Gustavson presided over a 65-square-mile zone of government land, or "crown land," where he has an exclusive right to trap marten, lynx, beaver, coyotes and wolves. As he has perfected his pursuit of wolves, he says, his respect for the predators has grown.

"There's the image of the wolf as terrible," adds Gustavson's wife Elsie, who recalls exiting the cabin after a quiet night and finding fresh wolf tracks in the snow outside the front door. "But there's also the wolf that's beautiful and wonderful."

There's also the wolf that's smart. Sometimes when checking his snares - up to 100 surrounding a bait station loaded with road-killed deer, elk or moose - Gustavson finds the footprints of a wolf that walked up to a snare, took a look or a sniff, and then backed up and went another direction.

"They're finicky animals," he says. "Some guys have aftershave or deodorant or whatever. It all smells different to a wolf and it's all going to make them nervous."
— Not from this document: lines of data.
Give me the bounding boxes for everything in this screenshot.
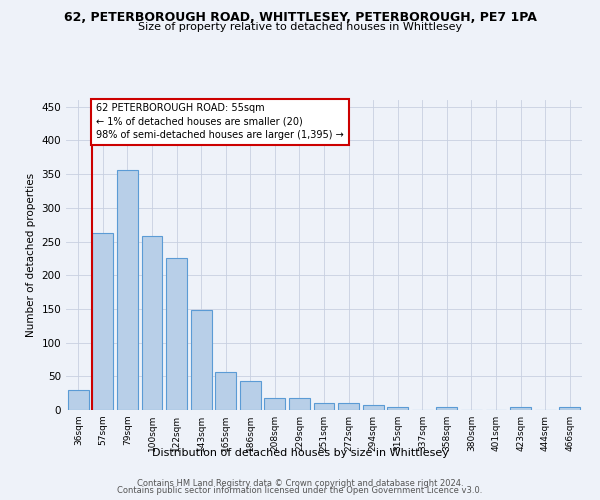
Bar (117, 170, 138, 410)
Bar (510, 406, 531, 410)
Bar (362, 406, 383, 410)
Text: 62, PETERBOROUGH ROAD, WHITTLESEY, PETERBOROUGH, PE7 1PA: 62, PETERBOROUGH ROAD, WHITTLESEY, PETER… (64, 11, 536, 24)
Bar (92, 234, 113, 410)
Bar (559, 406, 580, 410)
Bar (68, 390, 89, 410)
Text: Distribution of detached houses by size in Whittlesey: Distribution of detached houses by size … (152, 448, 448, 458)
Text: 62 PETERBOROUGH ROAD: 55sqm
← 1% of detached houses are smaller (20)
98% of semi: 62 PETERBOROUGH ROAD: 55sqm ← 1% of deta… (96, 104, 344, 140)
Bar (314, 402, 334, 410)
Bar (240, 381, 261, 410)
Y-axis label: Number of detached properties: Number of detached properties (26, 173, 36, 337)
Bar (191, 310, 212, 410)
Bar (387, 406, 408, 410)
Bar (436, 406, 457, 410)
Text: Contains HM Land Registry data © Crown copyright and database right 2024.: Contains HM Land Registry data © Crown c… (137, 478, 463, 488)
Bar (289, 398, 310, 410)
Text: Contains public sector information licensed under the Open Government Licence v3: Contains public sector information licen… (118, 486, 482, 495)
Bar (166, 258, 187, 410)
Bar (215, 372, 236, 410)
Bar (265, 398, 286, 410)
Bar (142, 236, 163, 410)
Text: Size of property relative to detached houses in Whittlesey: Size of property relative to detached ho… (138, 22, 462, 32)
Bar (338, 402, 359, 410)
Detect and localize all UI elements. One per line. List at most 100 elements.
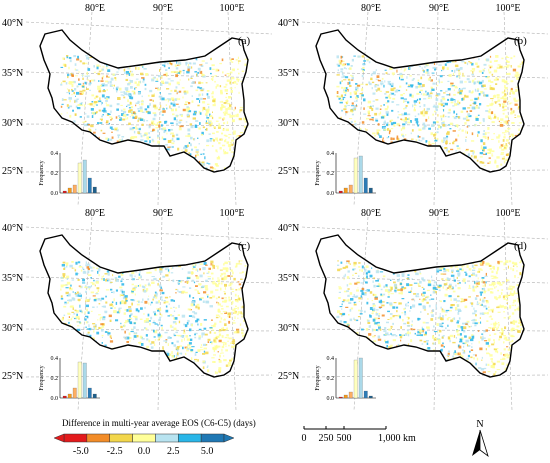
histogram-bar: [92, 186, 97, 194]
histogram-bar: [363, 390, 368, 399]
scale-tick: 250: [319, 433, 334, 444]
histogram-bar: [338, 190, 343, 194]
legend-swatch: [178, 433, 202, 443]
map-canvas: 80°E 90°E 100°E 40°N 35°N 30°N 25°N (d) Frequenc…: [278, 208, 549, 411]
map-canvas: 80°E 90°E 100°E 40°N 35°N 30°N 25°N (b) Frequenc…: [278, 3, 549, 206]
histogram-bar: [353, 157, 358, 194]
longitude-label: 90°E: [429, 208, 449, 219]
histogram-bar: [358, 357, 363, 399]
latitude-label: 25°N: [278, 371, 299, 382]
map-canvas: 80°E 90°E 100°E 40°N 35°N 30°N 25°N (c) Frequenc…: [2, 208, 273, 411]
latitude-label: 40°N: [2, 18, 23, 29]
histogram-bar: [343, 394, 348, 399]
legend-swatch: [109, 433, 133, 443]
legend-tick: -2.5: [107, 446, 123, 457]
histogram-bar: [67, 187, 72, 194]
histogram-y-label: Frequency: [39, 365, 45, 390]
frequency-histogram: Frequency 0.4 0.2 0.0: [315, 356, 376, 402]
histogram-tick: 0.4: [51, 151, 59, 157]
histogram-y-label: Frequency: [315, 160, 321, 185]
histogram-bar: [343, 187, 348, 194]
graticule: [25, 11, 273, 206]
histogram-bar: [368, 187, 373, 194]
latitude-label: 40°N: [2, 223, 23, 234]
plateau-outline: [39, 234, 249, 378]
longitude-label: 90°E: [153, 3, 173, 14]
legend-title: Difference in multi-year average EOS (C6…: [62, 418, 256, 428]
latitude-label: 35°N: [2, 273, 23, 284]
scale-tick: 1,000 km: [378, 433, 416, 444]
latitude-label: 30°N: [2, 118, 23, 129]
map-canvas: 80°E 90°E 100°E 40°N 35°N 30°N 25°N (a) Frequenc…: [2, 3, 273, 206]
histogram-bar: [92, 393, 97, 399]
legend-swatch: [155, 433, 179, 443]
longitude-label: 80°E: [85, 3, 105, 14]
latitude-label: 35°N: [2, 68, 23, 79]
histogram-tick: 0.2: [327, 376, 335, 382]
panel-label: (a): [238, 35, 251, 47]
scale-tick: 500: [337, 433, 352, 444]
histogram-tick: 0.4: [327, 151, 335, 157]
histogram-bar: [82, 159, 87, 194]
scale-tick: 0: [302, 433, 307, 444]
legend-swatch: [200, 433, 225, 443]
legend-swatch: [86, 433, 110, 443]
latitude-label: 40°N: [278, 223, 299, 234]
histogram-bar: [87, 177, 92, 194]
longitude-label: 90°E: [153, 208, 173, 219]
histogram-bar: [87, 387, 92, 399]
latitude-label: 40°N: [278, 18, 299, 29]
histogram-tick: 0.0: [327, 396, 335, 402]
histogram-tick: 0.4: [327, 356, 335, 362]
histogram-tick: 0.2: [327, 171, 335, 177]
histogram-bar: [358, 155, 363, 194]
histogram-bar: [353, 359, 358, 399]
map-panel-a: 80°E 90°E 100°E 40°N 35°N 30°N 25°N (a) Frequenc…: [0, 0, 273, 206]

If wolves had been exterminated from the Canadian backcountry, as they were in the American West, Gustavson would have wanted them brought back.

But - "and this is a big but'' - he says they must be controlled through trapping, hunting or other means.

"I'd want them around, but I sure wouldn't want them around if they weren't going to be kept honest," Gustavson says.

Trappers do not catch many wolves - last year they took 399 throughout the whole of Alberta, which has an estimated wolf population of about 4,000. But by nabbing some, he says, the 82 active trappers in the region keep the rest on guard.